I think that the only place you fall down in this discussion is an
apparent do-or-die search for anything that you can raise to support a
previously decided upon truth (Pongo-Homo are sisters).  The scientific
question of what is the living sister of Homo is much more open in the
literature, although really not that interesting to most "Homo-centric"
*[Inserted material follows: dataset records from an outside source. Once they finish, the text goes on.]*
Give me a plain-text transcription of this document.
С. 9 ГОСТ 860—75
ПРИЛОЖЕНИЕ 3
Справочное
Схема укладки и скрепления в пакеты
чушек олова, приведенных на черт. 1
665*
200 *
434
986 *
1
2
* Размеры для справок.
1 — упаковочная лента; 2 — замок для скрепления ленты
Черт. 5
researchers who concentrate on the fossil search for a sister-group, and
rely 100% on morphology.

Michael



> Bob,
>
> I don't think there should be any trepidation over expressing any point
> of view on TAXACOM. I inserted some comments below which Bob also covers
> at the end. I agree with the questions Bob has raised about the
> assumptions and interrelationships of evidence.
>
> I believe these issues over morphology and molecules have largely put
> away in the closet when it comes to the assertion of molecular theory as
> the be all and end all of evolutionary relationships. One sees this in
> the way the orangutan sistergroup theory has been dismissed as
> "preposterous nonsense" and "loopy"(behind a veil of anonymity of
> course)even though the relationship is based on a fairly standard
> cladistic analysis and for the most part very well documented and
> corroborated apomorphies. Of course someone could come along and
> demonstrate either that these apomorphies for the most part do not
> exist, that our data was wrong, or that they will demonstrate that
> humans and chimpanzees do indeed (and despite the failure to show this
> so far) share far more apomorphic features than humans and orangutans.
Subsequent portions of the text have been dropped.